9. Legitimate Interests Pursued by the Controller
Where processing of personal data is based on Art. 6(1)(f) GDPR, our legitimate interest is the conduct of our business for the benefit of the wellbeing of all our employees and shareholders.
10. Duration of Storage
The criterion for the duration of storage of personal data is the applicable statutory retention period. After expiry of that period, the corresponding data is routinely deleted, provided it is no longer necessary for the fulfilment or initiation of a contract.

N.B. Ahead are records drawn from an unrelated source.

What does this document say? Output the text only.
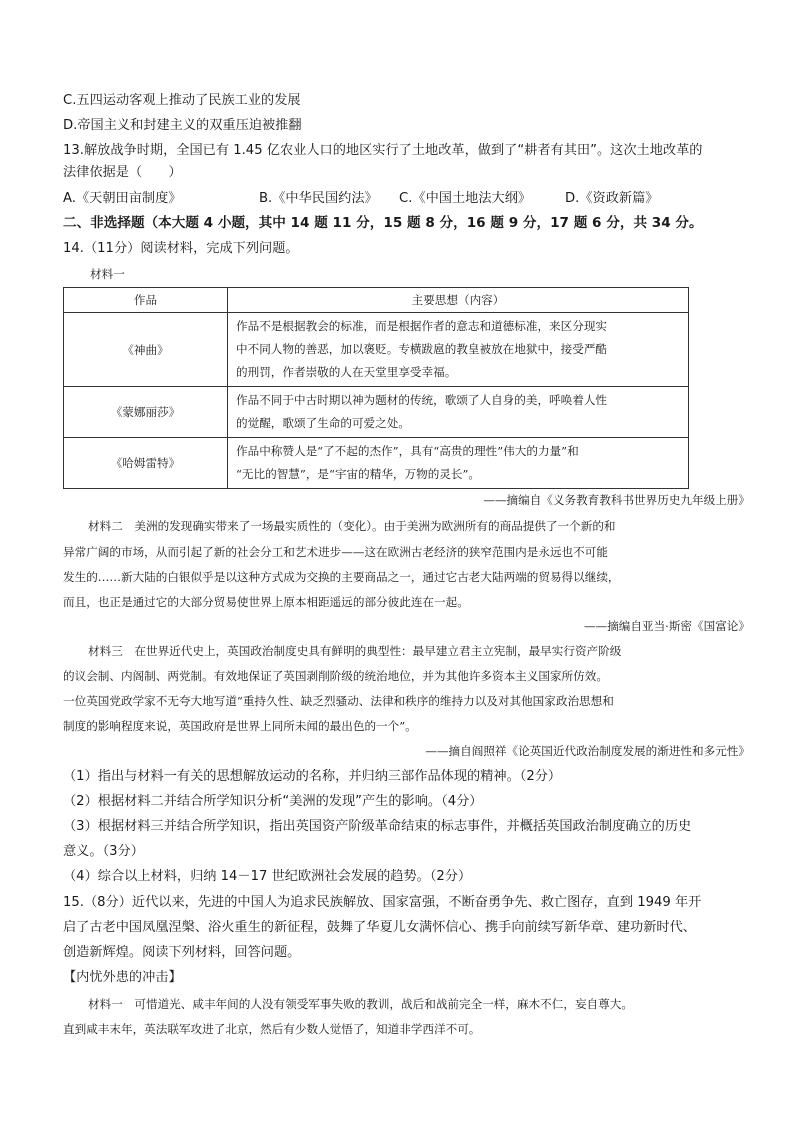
C.五四运动客观上推动了民族工业的发展
D.帝国主义和封建主义的双重压迫被推翻
13.解放战争时期，全国已有 1.45 亿农业人口的地区实行了土地改革，做到了“耕者有其田”。这次土地改革的
法律依据是（　　）
A.《天朝田亩制度》	B.《中华民国约法》 C.《中国土地法大纲》	D.《资政新篇》
二、非选择题（本大题 4 小题，其中 14 题 11 分，15 题 8 分，16 题 9 分，17 题 6 分，共 34 分。
14.（11分）阅读材料，完成下列问题。
材料一
作品	主要思想（内容）
《神曲》	作品不是根据教会的标准，而是根据作者的意志和道德标准，来区分现实
中不同人物的善恶，加以褒贬。专横跋扈的教皇被放在地狱中，接受严酷
的刑罚，作者崇敬的人在天堂里享受幸福。

《蒙娜丽莎》	作品不同于中古时期以神为题材的传统，歌颂了人自身的美，呼唤着人性
的觉醒，歌颂了生命的可爱之处。

《哈姆雷特》	作品中称赞人是“了不起的杰作”，具有“高贵的理性”伟大的力量”和
“无比的智慧”，是“宇宙的精华，万物的灵长”。
——摘编自《义务教育教科书世界历史九年级上册》
材料二　美洲的发现确实带来了一场最实质性的（变化）。由于美洲为欧洲所有的商品提供了一个新的和
异常广阔的市场，从而引起了新的社会分工和艺术进步——这在欧洲古老经济的狭窄范围内是永远也不可能
发生的……新大陆的白银似乎是以这种方式成为交换的主要商品之一，通过它古老大陆两端的贸易得以继续，
而且，也正是通过它的大部分贸易使世界上原本相距遥远的部分彼此连在一起。
——摘编自亚当·斯密《国富论》
材料三　在世界近代史上，英国政治制度史具有鲜明的典型性：最早建立君主立宪制，最早实行资产阶级
的议会制、内阁制、两党制。有效地保证了英国剥削阶级的统治地位，并为其他许多资本主义国家所仿效。
一位英国党政学家不无夸大地写道“重持久性、缺乏烈骚动、法律和秩序的维持力以及对其他国家政治思想和
制度的影响程度来说，英国政府是世界上同所未闻的最出色的一个”。
——摘自阎照祥《论英国近代政治制度发展的渐进性和多元性》
（1）指出与材料一有关的思想解放运动的名称，并归纳三部作品体现的精神。（2分）
（2）根据材料二并结合所学知识分析“美洲的发现”产生的影响。（4分）
（3）根据材料三并结合所学知识，指出英国资产阶级革命结束的标志事件，并概括英国政治制度确立的历史
意义。（3分）
（4）综合以上材料，归纳 14－17 世纪欧洲社会发展的趋势。（2分）
15.（8分）近代以来，先进的中国人为追求民族解放、国家富强，不断奋勇争先、救亡图存，直到 1949 年开
启了古老中国凤凰涅槃、浴火重生的新征程，鼓舞了华夏儿女满怀信心、携手向前续写新华章、建功新时代、
创造新辉煌。阅读下列材料，回答问题。
【内忧外患的冲击】
材料一　可惜道光、咸丰年间的人没有领受军事失败的教训，战后和战前完全一样，麻木不仁，妄自尊大。
直到咸丰末年，英法联军攻进了北京，然后有少数人觉悟了，知道非学西洋不可。
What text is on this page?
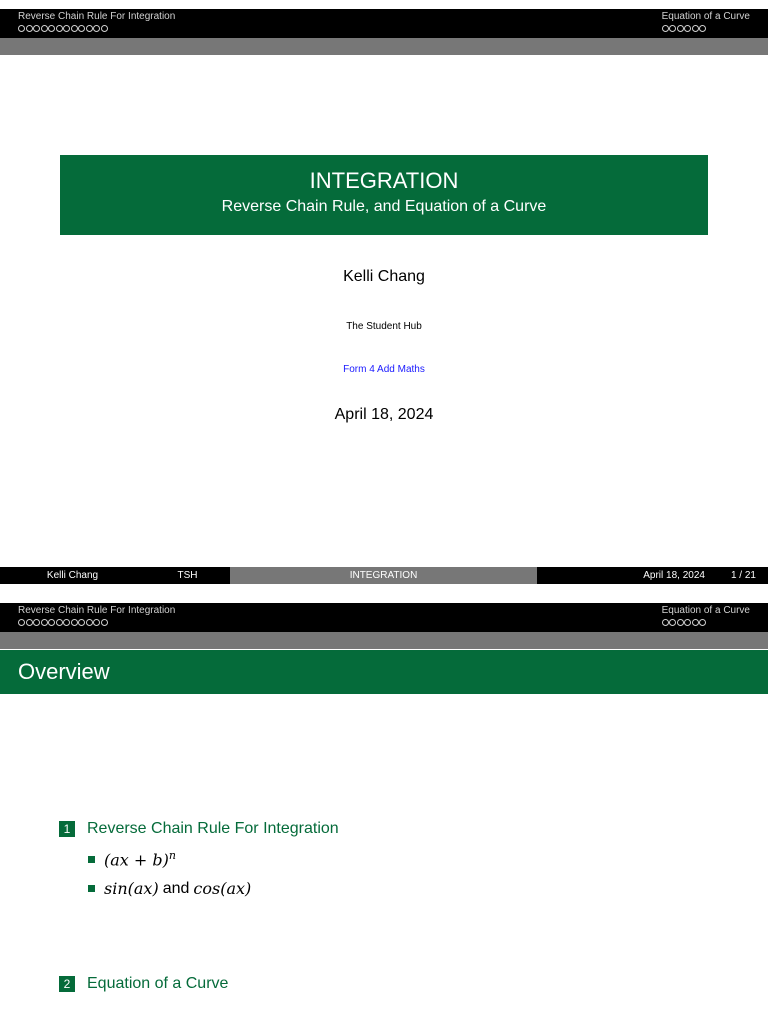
Reverse Chain Rule For Integration	Equation of a Curve
INTEGRATION
Reverse Chain Rule, and Equation of a Curve
Kelli Chang
The Student Hub
Form 4 Add Maths
April 18, 2024
Kelli Chang	TSH	INTEGRATION	April 18, 2024	1 / 21
Reverse Chain Rule For Integration	Equation of a Curve
Overview
1 Reverse Chain Rule For Integration
(ax + b)$^n$
sin(ax) and cos(ax)
2 Equation of a Curve
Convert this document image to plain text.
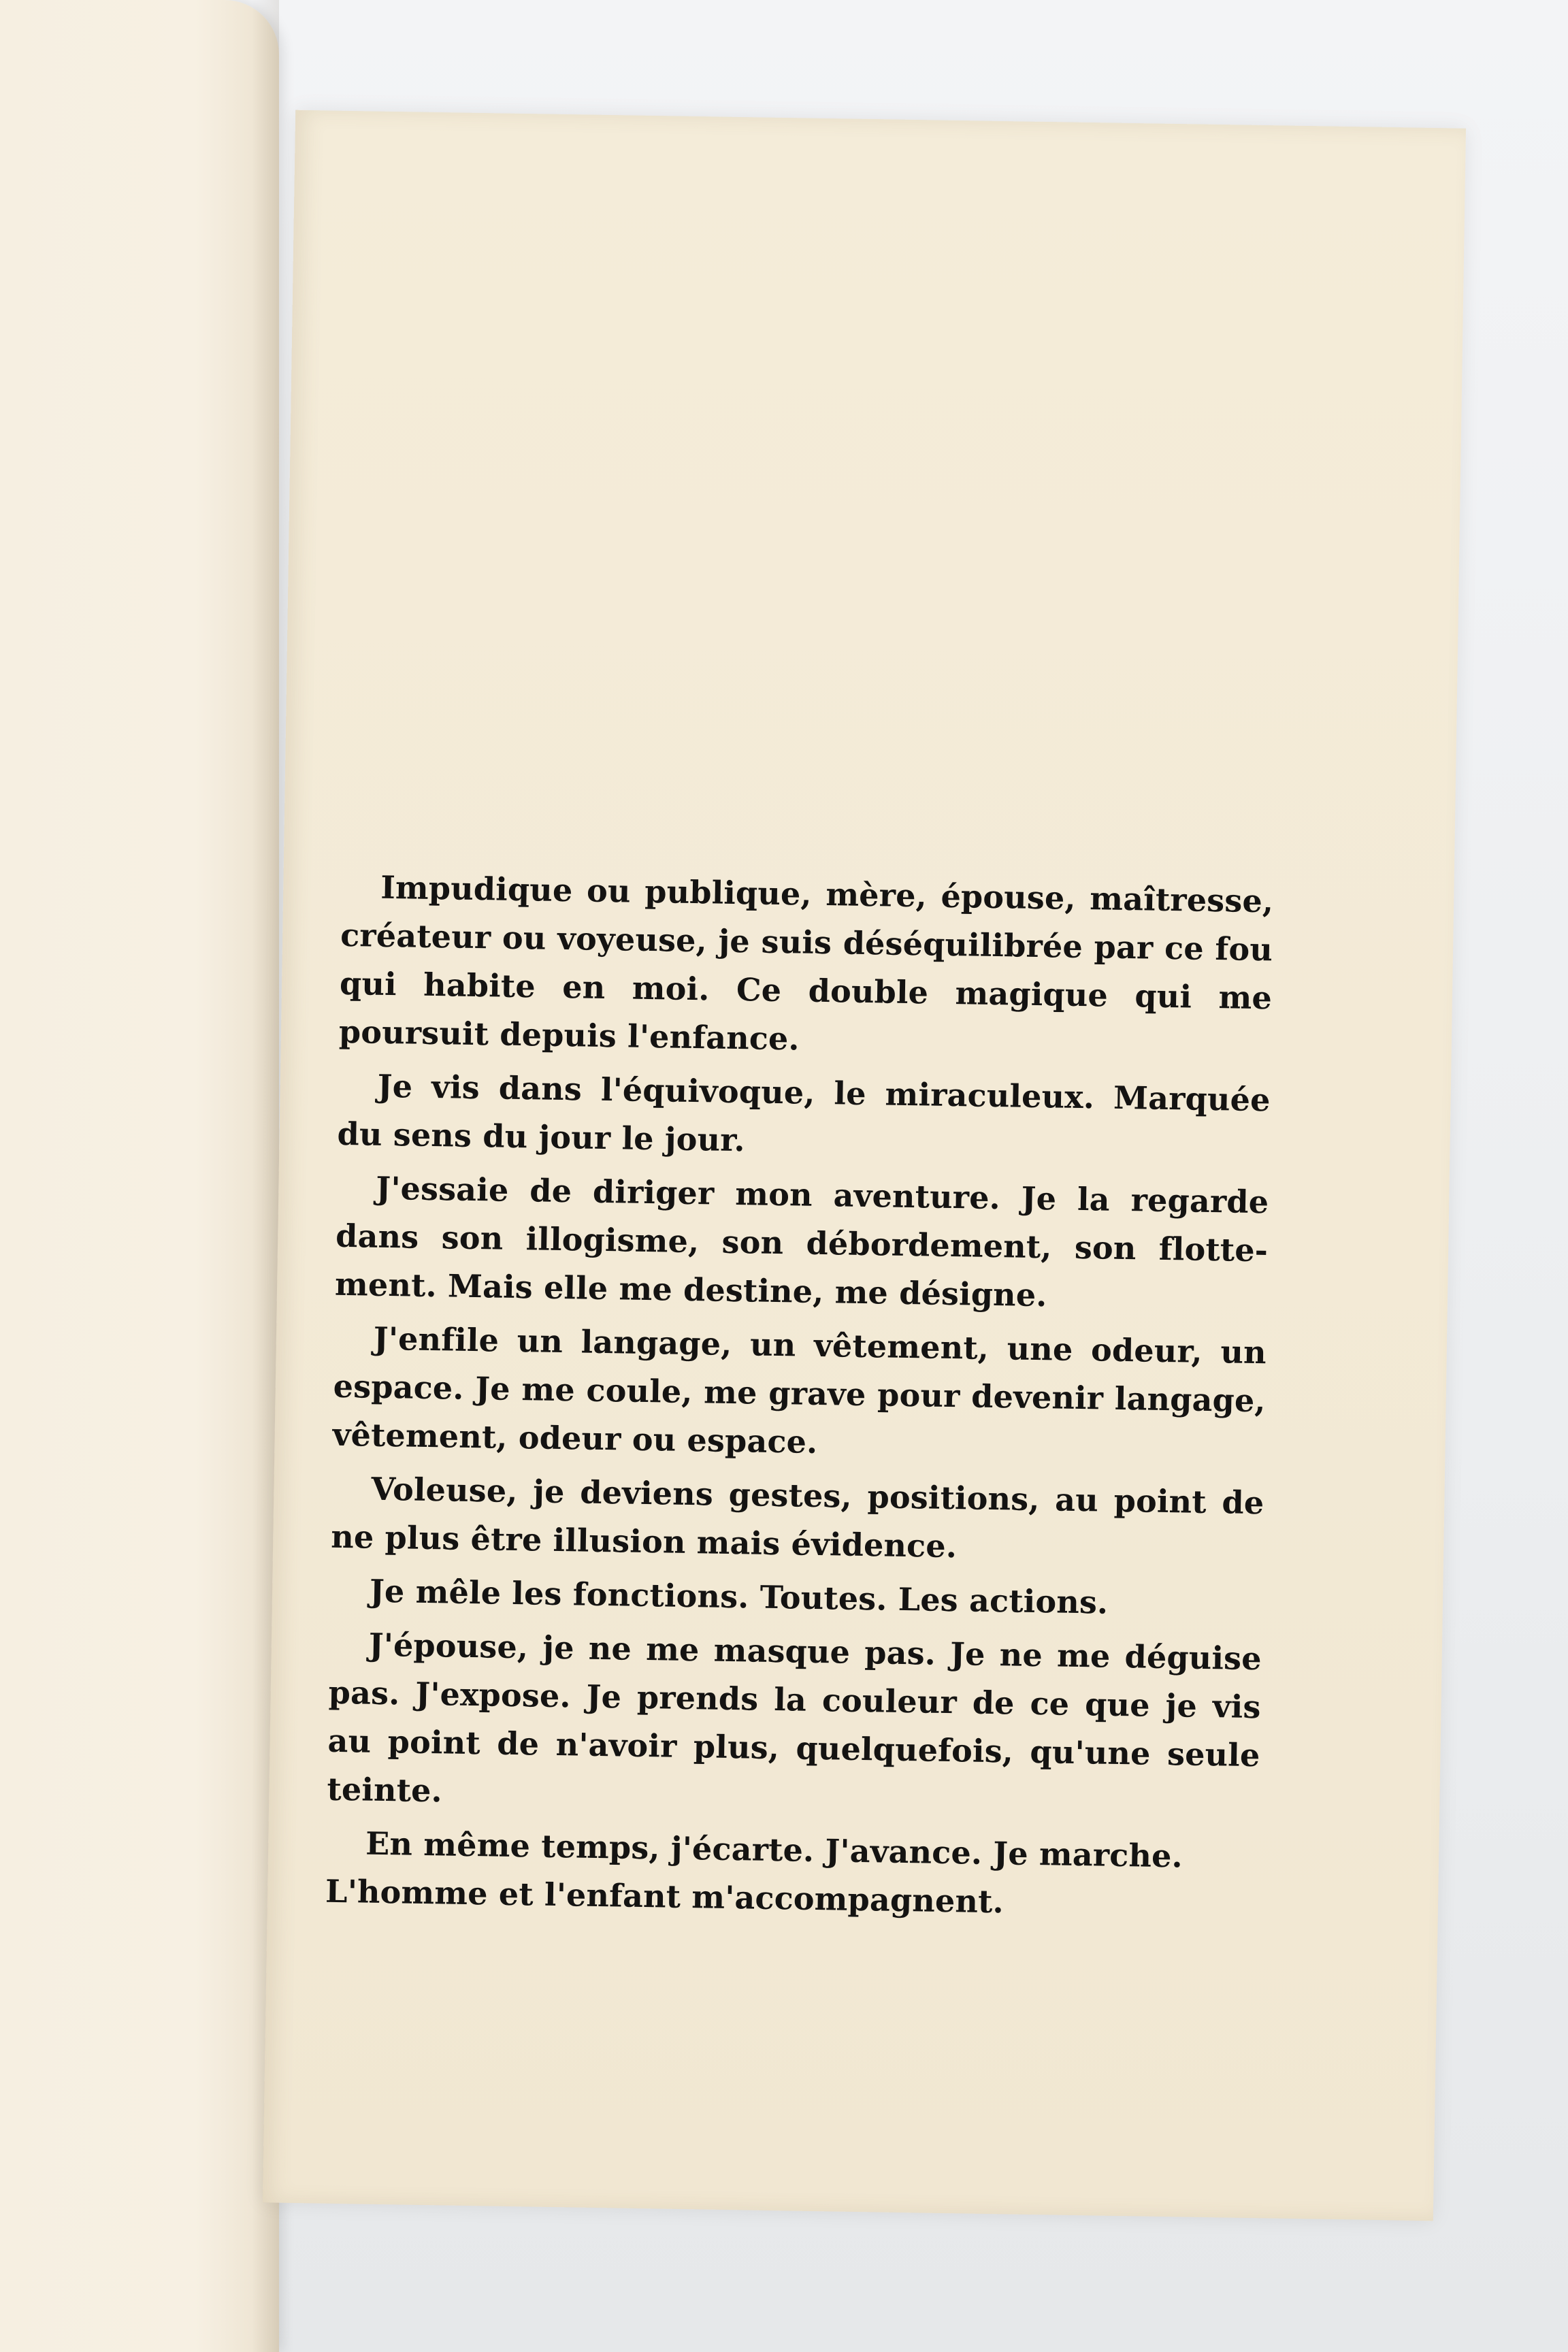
Impudique ou publique, mère, épouse, maîtresse, créateur ou voyeuse, je suis déséquilibrée par ce fou qui habite en moi. Ce double magique qui me poursuit depuis l'enfance.

Je vis dans l'équivoque, le miraculeux. Marquée du sens du jour le jour.

J'essaie de diriger mon aventure. Je la regarde dans son illogisme, son débordement, son flotte-ment. Mais elle me destine, me désigne.

J'enfile un langage, un vêtement, une odeur, un espace. Je me coule, me grave pour devenir langage, vêtement, odeur ou espace.

Voleuse, je deviens gestes, positions, au point de ne plus être illusion mais évidence.

Je mêle les fonctions. Toutes. Les actions.

J'épouse, je ne me masque pas. Je ne me déguise pas. J'expose. Je prends la couleur de ce que je vis au point de n'avoir plus, quelquefois, qu'une seule teinte.

En même temps, j'écarte. J'avance. Je marche. L'homme et l'enfant m'accompagnent.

11. Statutory or Contractual Requirements to Provide Personal Data
We inform you that the provision of personal data is partly required by law (e.g. tax regulations) or may also result from contractual provisions. Occasionally it may be necessary to conclude a contract that the data subject provides us with personal data which must subsequently be processed by us. Failure to provide the personal data would mean that the contract with the data subject could not be concluded. Before providing personal data, the data subject must contact one of our employees, who will clarify whether the provision is legally or contractually required or necessary for the conclusion of the contract, and what the consequences of non-provision would be.
12. Automated Decision-Making
As a responsible company, we do not use automatic decision-making or profiling.